Des comités de soutien à la rave party illégale du Nouvel An, qui a réuni 2400 teufeurs en Bretagne, ont réclamé "la libération immédiate" de l'homme de 22 ans incarcéré dans le cadre de l'enquête et appelé à un "rassemblement de soutien" samedi 9 janvier à Rennes, selon un communiqué de presse.

"Aujourd'hui une personne se retrouve incarcérée au fond d'un cachot, accusée de 16 chefs d'inculpation prétendument associés à l'organisation de cette fête libre, risquant ainsi de lourdes peines (...) il est présenté comme la figure du criminel irresponsable", écrivent mercredi les comités de soutien de Rennes, Nantes, Paris et Toulouse ainsi qu'une "Coordination Nationale des Sons".

Le jeune homme de 22 ans, vivant dans un camion et arrêté samedi à Iffendic (Ille-et-Vilaine), a été mis en examen et écroué lundi, notamment pour organisation illicite d'un rassemblement festif et mise en danger de la vie d'autrui. Son avocat a assuré qu'il n'était pas un organisateur, se disant "choqué" par l'incarcération de son client au casier judiciaire vierge.

"Qu'importe si cette personne est réellement en lien avec l'organisation, ce que nous savons c'est qu'il est inconcevable d'aller en prison pour avoir fait danser des femmes et des hommes! Nous exigeons la libération immédiate de l'inculpé et l'arrêt des poursuites démesurées contre les organisateurs et organisatrices", ajoutent les comités de soutien.
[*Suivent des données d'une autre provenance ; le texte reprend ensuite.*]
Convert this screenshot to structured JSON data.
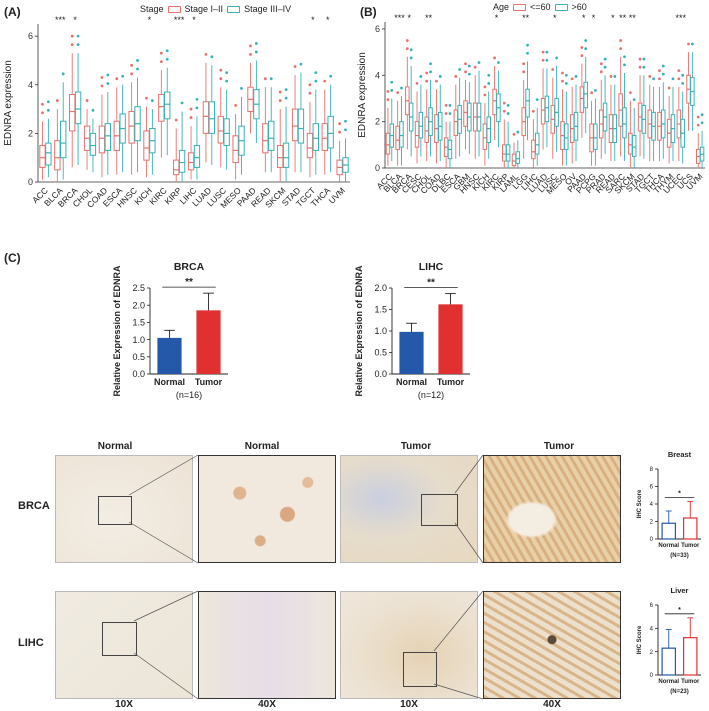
{
  "panelA": {
    "label": "(A)",
    "legend_title": "Stage",
    "legend": [
      {
        "name": "Stage I–II",
        "color": "#e8716e"
      },
      {
        "name": "Stage III–IV",
        "color": "#35b3b8"
      }
    ]
  },
  "panelB": {
    "label": "(B)",
    "legend_title": "Age",
    "legend": [
      {
        "name": "<=60",
        "color": "#e8716e"
      },
      {
        "name": ">60",
        "color": "#35b3b8"
      }
    ]
  },
  "panelC": {
    "label": "(C)"
  },
  "chart_data": [
    {
      "id": "A",
      "type": "box",
      "ylabel": "EDNRA expression",
      "ylim": [
        0,
        6.5
      ],
      "yticks": [
        0,
        2,
        4,
        6
      ],
      "categories": [
        "ACC",
        "BLCA",
        "BRCA",
        "CHOL",
        "COAD",
        "ESCA",
        "HNSC",
        "KICH",
        "KIRC",
        "KIRP",
        "LIHC",
        "LUAD",
        "LUSC",
        "MESO",
        "PAAD",
        "READ",
        "SKCM",
        "STAD",
        "TGCT",
        "THCA",
        "UVM"
      ],
      "significance": [
        "",
        "***",
        "*",
        "",
        "",
        "",
        "",
        "*",
        "",
        "***",
        "*",
        "",
        "",
        "",
        "",
        "",
        "",
        "",
        "*",
        "*",
        ""
      ],
      "series": [
        {
          "name": "Stage I–II",
          "median": [
            1.0,
            1.0,
            2.9,
            1.8,
            1.8,
            1.9,
            2.3,
            1.4,
            3.1,
            0.5,
            0.8,
            2.7,
            2.1,
            1.3,
            3.4,
            1.7,
            1.0,
            2.3,
            1.4,
            1.8,
            0.6
          ],
          "q1": [
            0.6,
            0.5,
            2.1,
            1.3,
            1.2,
            1.3,
            1.6,
            0.9,
            2.5,
            0.3,
            0.5,
            2.0,
            1.6,
            0.8,
            2.9,
            1.2,
            0.6,
            1.7,
            1.0,
            1.3,
            0.3
          ],
          "q3": [
            1.5,
            1.7,
            3.6,
            2.3,
            2.3,
            2.5,
            2.9,
            2.1,
            3.6,
            0.9,
            1.2,
            3.3,
            2.7,
            1.9,
            3.9,
            2.4,
            1.5,
            3.0,
            2.0,
            2.4,
            0.9
          ],
          "min": [
            0.1,
            0.0,
            0.6,
            0.5,
            0.2,
            0.3,
            0.3,
            0.2,
            1.0,
            0.0,
            0.1,
            0.8,
            0.6,
            0.1,
            2.0,
            0.4,
            0.0,
            0.4,
            0.2,
            0.3,
            0.0
          ],
          "max": [
            2.5,
            3.0,
            5.3,
            3.0,
            3.6,
            3.9,
            4.1,
            3.1,
            4.6,
            2.2,
            2.3,
            4.9,
            3.9,
            2.8,
            4.9,
            3.9,
            3.0,
            4.4,
            3.3,
            3.8,
            1.7
          ]
        },
        {
          "name": "Stage III–IV",
          "median": [
            1.2,
            1.6,
            3.0,
            1.5,
            1.9,
            2.2,
            2.4,
            1.7,
            3.2,
            0.8,
            1.0,
            2.6,
            2.0,
            1.7,
            3.2,
            1.8,
            1.0,
            2.2,
            1.8,
            2.0,
            0.7
          ],
          "q1": [
            0.7,
            1.0,
            2.4,
            1.1,
            1.3,
            1.6,
            1.7,
            1.2,
            2.6,
            0.4,
            0.6,
            2.0,
            1.5,
            1.1,
            2.6,
            1.3,
            0.6,
            1.6,
            1.3,
            1.4,
            0.4
          ],
          "q3": [
            1.6,
            2.5,
            3.7,
            2.0,
            2.4,
            2.8,
            3.1,
            2.2,
            3.7,
            1.3,
            1.5,
            3.3,
            2.6,
            2.3,
            3.8,
            2.5,
            1.6,
            3.0,
            2.4,
            2.7,
            1.0
          ],
          "min": [
            0.2,
            0.1,
            0.7,
            0.4,
            0.3,
            0.4,
            0.4,
            0.3,
            1.1,
            0.0,
            0.1,
            0.7,
            0.5,
            0.3,
            1.6,
            0.4,
            0.0,
            0.4,
            0.3,
            0.4,
            0.0
          ],
          "max": [
            2.6,
            4.1,
            5.3,
            2.6,
            3.7,
            4.0,
            4.3,
            3.0,
            4.7,
            2.9,
            2.7,
            4.8,
            3.8,
            3.5,
            5.0,
            3.9,
            3.1,
            4.5,
            3.8,
            4.0,
            1.8
          ]
        }
      ]
    },
    {
      "id": "B",
      "type": "box",
      "ylabel": "EDNRA expression",
      "ylim": [
        0,
        6.3
      ],
      "yticks": [
        0,
        2,
        4,
        6
      ],
      "categories": [
        "ACC",
        "BLCA",
        "BRCA",
        "CESC",
        "CHOL",
        "COAD",
        "DLBC",
        "ESCA",
        "GBM",
        "HNSC",
        "KICH",
        "KIRC",
        "KIRP",
        "LAML",
        "LGG",
        "LIHC",
        "LUAD",
        "LUSC",
        "MESO",
        "OV",
        "PAAD",
        "PCPG",
        "PRAD",
        "READ",
        "SARC",
        "SKCM",
        "STAD",
        "TGCT",
        "THCA",
        "THYM",
        "UCEC",
        "UCS",
        "UVM"
      ],
      "significance": [
        "",
        "***",
        "*",
        "",
        "**",
        "",
        "",
        "",
        "",
        "",
        "",
        "*",
        "",
        "",
        "**",
        "",
        "",
        "*",
        "",
        "",
        "*",
        "*",
        "",
        "*",
        "**",
        "**",
        "",
        "",
        "",
        "",
        "***",
        "",
        ""
      ],
      "series": [
        {
          "name": "<=60",
          "median": [
            1.0,
            1.2,
            2.9,
            1.4,
            1.6,
            1.7,
            0.9,
            2.0,
            2.4,
            2.2,
            1.3,
            2.9,
            0.6,
            0.3,
            2.0,
            0.7,
            2.5,
            2.1,
            1.4,
            1.7,
            3.0,
            1.3,
            1.9,
            1.7,
            2.5,
            1.0,
            2.2,
            1.9,
            1.8,
            1.5,
            1.9,
            3.4,
            0.5
          ],
          "q1": [
            0.6,
            0.8,
            2.3,
            0.9,
            1.1,
            1.1,
            0.5,
            1.4,
            1.8,
            1.6,
            0.8,
            2.3,
            0.3,
            0.1,
            1.4,
            0.4,
            1.9,
            1.5,
            0.8,
            1.1,
            2.4,
            0.7,
            1.3,
            1.1,
            1.8,
            0.6,
            1.6,
            1.3,
            1.2,
            0.9,
            1.3,
            2.8,
            0.2
          ],
          "q3": [
            1.5,
            1.8,
            3.5,
            2.0,
            2.2,
            2.3,
            1.3,
            2.5,
            2.9,
            2.8,
            1.9,
            3.4,
            1.0,
            0.6,
            2.6,
            1.2,
            3.0,
            2.7,
            2.0,
            2.3,
            3.5,
            1.9,
            2.5,
            2.3,
            3.2,
            1.5,
            2.8,
            2.5,
            2.4,
            2.1,
            2.5,
            4.0,
            0.8
          ],
          "min": [
            0.1,
            0.1,
            0.8,
            0.2,
            0.3,
            0.2,
            0.0,
            0.4,
            0.8,
            0.4,
            0.1,
            1.2,
            0.0,
            0.0,
            0.4,
            0.0,
            0.8,
            0.4,
            0.1,
            0.2,
            1.3,
            0.1,
            0.4,
            0.3,
            0.5,
            0.0,
            0.5,
            0.3,
            0.3,
            0.2,
            0.3,
            1.6,
            0.0
          ],
          "max": [
            2.6,
            2.9,
            4.8,
            3.3,
            3.4,
            3.4,
            2.0,
            3.6,
            3.8,
            4.0,
            2.8,
            4.4,
            2.1,
            1.1,
            3.8,
            2.1,
            4.3,
            3.9,
            3.4,
            3.5,
            4.5,
            2.9,
            3.8,
            3.6,
            4.8,
            2.9,
            4.0,
            3.6,
            3.5,
            3.1,
            3.5,
            5.0,
            1.5
          ]
        },
        {
          "name": ">60",
          "median": [
            1.4,
            1.4,
            2.2,
            1.8,
            2.0,
            1.8,
            0.8,
            2.1,
            2.2,
            2.2,
            1.7,
            2.6,
            0.6,
            0.4,
            2.9,
            1.0,
            2.6,
            2.4,
            1.3,
            1.8,
            3.2,
            1.3,
            2.2,
            1.7,
            1.9,
            0.9,
            2.1,
            1.8,
            1.9,
            1.7,
            1.5,
            3.3,
            0.6
          ],
          "q1": [
            0.9,
            0.9,
            1.6,
            1.3,
            1.4,
            1.2,
            0.4,
            1.5,
            1.6,
            1.6,
            1.1,
            2.0,
            0.3,
            0.2,
            2.2,
            0.6,
            2.0,
            1.8,
            0.8,
            1.2,
            2.6,
            0.8,
            1.6,
            1.1,
            1.3,
            0.5,
            1.5,
            1.2,
            1.3,
            1.1,
            0.9,
            2.7,
            0.3
          ],
          "q3": [
            1.9,
            2.0,
            2.8,
            2.4,
            2.6,
            2.4,
            1.2,
            2.7,
            2.8,
            2.8,
            2.2,
            3.2,
            1.0,
            0.7,
            3.4,
            1.5,
            3.1,
            3.0,
            1.9,
            2.4,
            3.7,
            1.9,
            2.8,
            2.3,
            2.6,
            1.4,
            2.7,
            2.4,
            2.5,
            2.3,
            2.1,
            3.9,
            0.9
          ],
          "min": [
            0.3,
            0.1,
            0.5,
            0.5,
            0.5,
            0.3,
            0.0,
            0.5,
            0.6,
            0.5,
            0.4,
            0.9,
            0.0,
            0.0,
            1.2,
            0.1,
            0.9,
            0.7,
            0.1,
            0.3,
            1.5,
            0.1,
            0.6,
            0.3,
            0.3,
            0.0,
            0.4,
            0.3,
            0.4,
            0.3,
            0.2,
            1.6,
            0.0
          ],
          "max": [
            3.0,
            3.1,
            4.4,
            3.6,
            3.8,
            3.6,
            2.0,
            3.9,
            3.7,
            4.2,
            3.3,
            4.2,
            2.0,
            1.2,
            4.6,
            2.6,
            4.3,
            4.4,
            3.3,
            3.6,
            4.8,
            3.0,
            4.0,
            3.6,
            4.1,
            2.6,
            4.0,
            3.5,
            3.7,
            3.5,
            3.3,
            5.0,
            1.6
          ]
        }
      ]
    },
    {
      "id": "C1",
      "type": "bar",
      "title": "BRCA",
      "ylabel": "Relative Expression of EDNRA",
      "ylim": [
        0,
        2.5
      ],
      "yticks": [
        "0.0",
        "0.5",
        "1.0",
        "1.5",
        "2.0",
        "2.5"
      ],
      "categories": [
        "Normal",
        "Tumor"
      ],
      "values": [
        1.05,
        1.85
      ],
      "errors": [
        0.22,
        0.5
      ],
      "colors": [
        "#2458a8",
        "#e03030"
      ],
      "significance": "**",
      "n": "(n=16)"
    },
    {
      "id": "C2",
      "type": "bar",
      "title": "LIHC",
      "ylabel": "Relative Expression of EDNRA",
      "ylim": [
        0,
        2.0
      ],
      "yticks": [
        "0.0",
        "0.5",
        "1.0",
        "1.5",
        "2.0"
      ],
      "categories": [
        "Normal",
        "Tumor"
      ],
      "values": [
        0.98,
        1.62
      ],
      "errors": [
        0.2,
        0.25
      ],
      "colors": [
        "#2458a8",
        "#e03030"
      ],
      "significance": "**",
      "n": "(n=12)"
    },
    {
      "id": "C3",
      "type": "bar",
      "title": "Breast",
      "ylabel": "IHC Score",
      "ylim": [
        0,
        8
      ],
      "yticks": [
        "0",
        "2",
        "4",
        "6",
        "8"
      ],
      "categories": [
        "Normal",
        "Tumor"
      ],
      "values": [
        1.8,
        2.4
      ],
      "errors": [
        1.4,
        1.9
      ],
      "colors": [
        "#2458a8",
        "#e03030"
      ],
      "significance": "*",
      "n": "(N=33)"
    },
    {
      "id": "C4",
      "type": "bar",
      "title": "Liver",
      "ylabel": "IHC Score",
      "ylim": [
        0,
        6
      ],
      "yticks": [
        "0",
        "2",
        "4",
        "6"
      ],
      "categories": [
        "Normal",
        "Tumor"
      ],
      "values": [
        2.3,
        3.2
      ],
      "errors": [
        1.6,
        1.7
      ],
      "colors": [
        "#2458a8",
        "#e03030"
      ],
      "significance": "*",
      "n": "(N=23)"
    }
  ],
  "ihc": {
    "col_labels": [
      "Normal",
      "Normal",
      "Tumor",
      "Tumor"
    ],
    "row_labels": [
      "BRCA",
      "LIHC"
    ],
    "mag_labels": [
      "10X",
      "40X",
      "10X",
      "40X"
    ]
  }
}
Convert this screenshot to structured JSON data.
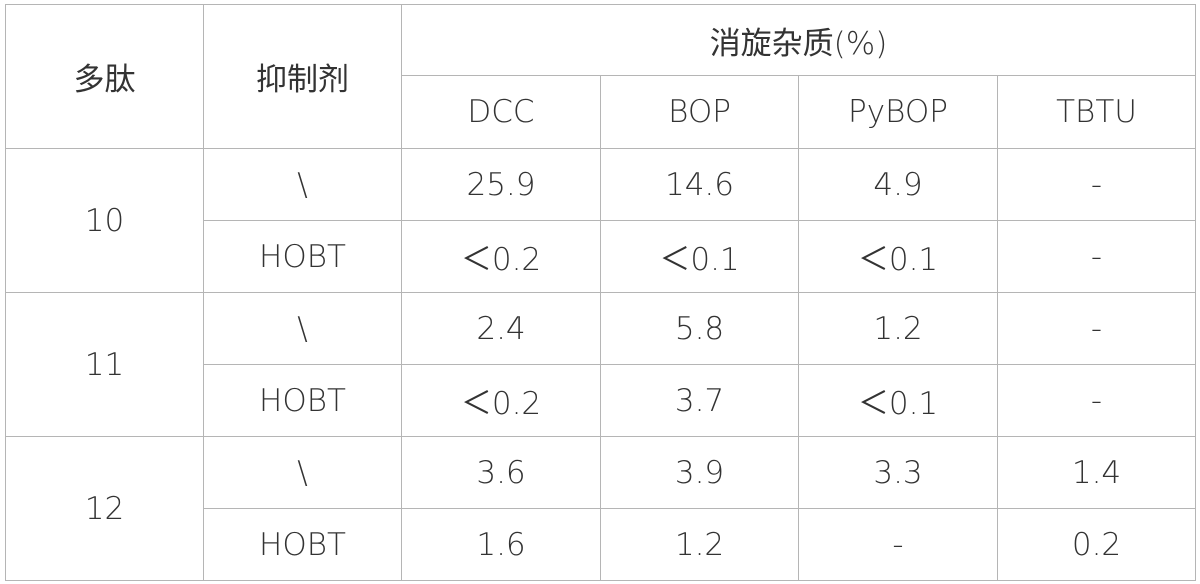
{
  "header": {
    "peptide": "多肽",
    "inhibitor": "抑制剂",
    "group": "消旋杂质(%)",
    "columns": [
      "DCC",
      "BOP",
      "PyBOP",
      "TBTU"
    ]
  },
  "groups": [
    {
      "peptide": "10",
      "rows": [
        {
          "inhibitor": "\\",
          "values": [
            "25.9",
            "14.6",
            "4.9",
            "-"
          ]
        },
        {
          "inhibitor": "HOBT",
          "values": [
            "＜0.2",
            "＜0.1",
            "＜0.1",
            "-"
          ]
        }
      ]
    },
    {
      "peptide": "11",
      "rows": [
        {
          "inhibitor": "\\",
          "values": [
            "2.4",
            "5.8",
            "1.2",
            "-"
          ]
        },
        {
          "inhibitor": "HOBT",
          "values": [
            "＜0.2",
            "3.7",
            "＜0.1",
            "-"
          ]
        }
      ]
    },
    {
      "peptide": "12",
      "rows": [
        {
          "inhibitor": "\\",
          "values": [
            "3.6",
            "3.9",
            "3.3",
            "1.4"
          ]
        },
        {
          "inhibitor": "HOBT",
          "values": [
            "1.6",
            "1.2",
            "-",
            "0.2"
          ]
        }
      ]
    }
  ]
}
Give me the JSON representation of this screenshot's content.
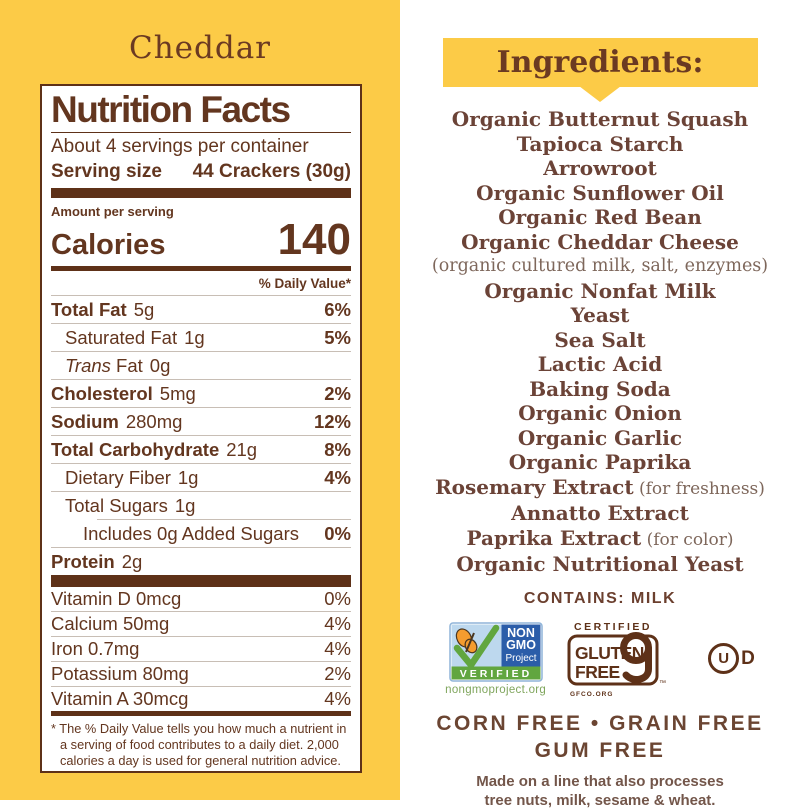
{
  "colors": {
    "panel_yellow": "#FCCB47",
    "label_brown": "#63361F",
    "bar_brown": "#5E3118",
    "ingredient_brown": "#6B4337",
    "nongmo_blue": "#2B5DA9",
    "nongmo_sky": "#BDD8EE",
    "nongmo_green": "#61A63F",
    "butterfly_orange": "#F59C2F"
  },
  "left_panel": {
    "title": "Cheddar",
    "nutrition": {
      "title": "Nutrition Facts",
      "servings_per_container": "About 4 servings per container",
      "serving_size_label": "Serving size",
      "serving_size_value": "44 Crackers (30g)",
      "amount_per_serving": "Amount per serving",
      "calories_label": "Calories",
      "calories_value": "140",
      "daily_value_header": "% Daily Value*",
      "rows": [
        {
          "name": "Total Fat",
          "name_bold": true,
          "amount": "5g",
          "dv": "6%",
          "dv_bold": true
        },
        {
          "name": "Saturated Fat",
          "amount": "1g",
          "dv": "5%",
          "dv_bold": true,
          "indent": 14
        },
        {
          "name": "Trans",
          "name_italic": true,
          "suffix": "Fat",
          "amount": "0g",
          "indent": 14
        },
        {
          "name": "Cholesterol",
          "name_bold": true,
          "amount": "5mg",
          "dv": "2%",
          "dv_bold": true
        },
        {
          "name": "Sodium",
          "name_bold": true,
          "amount": "280mg",
          "dv": "12%",
          "dv_bold": true
        },
        {
          "name": "Total Carbohydrate",
          "name_bold": true,
          "amount": "21g",
          "dv": "8%",
          "dv_bold": true
        },
        {
          "name": "Dietary Fiber",
          "amount": "1g",
          "dv": "4%",
          "dv_bold": true,
          "indent": 14
        },
        {
          "name": "Total Sugars",
          "amount": "1g",
          "indent": 14
        },
        {
          "name": "Includes 0g Added Sugars",
          "dv": "0%",
          "dv_bold": true,
          "indent": 32,
          "sep_indent": 46
        },
        {
          "name": "Protein",
          "name_bold": true,
          "amount": "2g"
        }
      ],
      "micros": [
        {
          "name": "Vitamin D 0mcg",
          "dv": "0%"
        },
        {
          "name": "Calcium 50mg",
          "dv": "4%"
        },
        {
          "name": "Iron 0.7mg",
          "dv": "4%"
        },
        {
          "name": "Potassium 80mg",
          "dv": "2%"
        },
        {
          "name": "Vitamin A 30mcg",
          "dv": "4%"
        }
      ],
      "footnote": "* The % Daily Value tells you how much a nutrient in a serving of food contributes to a daily diet. 2,000 calories a day is used for general nutrition advice."
    }
  },
  "right_panel": {
    "header": "Ingredients:",
    "ingredients": [
      {
        "text": "Organic Butternut Squash"
      },
      {
        "text": "Tapioca Starch"
      },
      {
        "text": "Arrowroot"
      },
      {
        "text": "Organic Sunflower Oil"
      },
      {
        "text": "Organic Red Bean"
      },
      {
        "text": "Organic Cheddar Cheese"
      },
      {
        "text": "(organic cultured milk, salt, enzymes)",
        "style": "note"
      },
      {
        "text": "Organic Nonfat Milk"
      },
      {
        "text": "Yeast"
      },
      {
        "text": "Sea Salt"
      },
      {
        "text": "Lactic Acid"
      },
      {
        "text": "Baking Soda"
      },
      {
        "text": "Organic Onion"
      },
      {
        "text": "Organic Garlic"
      },
      {
        "text": "Organic Paprika"
      },
      {
        "text": "Rosemary Extract",
        "note": " (for freshness)"
      },
      {
        "text": "Annatto Extract"
      },
      {
        "text": "Paprika Extract",
        "note": " (for color)"
      },
      {
        "text": "Organic Nutritional Yeast"
      }
    ],
    "contains": "CONTAINS: MILK",
    "badges": {
      "non_gmo": {
        "line1": "NON",
        "line2": "GMO",
        "line3": "Project",
        "verified": "VERIFIED",
        "url": "nongmoproject.org"
      },
      "gluten_free": {
        "certified": "CERTIFIED",
        "line1": "GLUTEN",
        "line2": "FREE",
        "tm": "™",
        "org": "GFCO.ORG"
      },
      "kosher": {
        "u": "U",
        "d": "D"
      }
    },
    "claims_line1": "CORN FREE • GRAIN FREE",
    "claims_line2": "GUM FREE",
    "allergen_line1": "Made on a line that also processes",
    "allergen_line2": "tree nuts, milk, sesame & wheat."
  }
}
"Notre geste est politique"

Se présentant comme les organisateurs de cette fête sauvage à Lieuron, au sud de Rennes, les signataires d'une tribune publiée mardi sur le site de Libération affirment avoir "répondu à l'appel de celles et ceux qui ne se satisfont pas d'une existence rythmée uniquement par le travail, la consommation et les écrans, seul·e·s chez eux le soir".

"Notre geste est politique, nous avons offert gratuitement une soupape de décompression. Se retrouver un instant, ensemble, en vie", écrivent-ils. "En ces temps si troubles, nous sommes fièr·e·s d'avoir pu redonner le sourire à quelques milliers de personnes, ne serait-ce que l'instant d'un +raveillon+ de nouvel an!"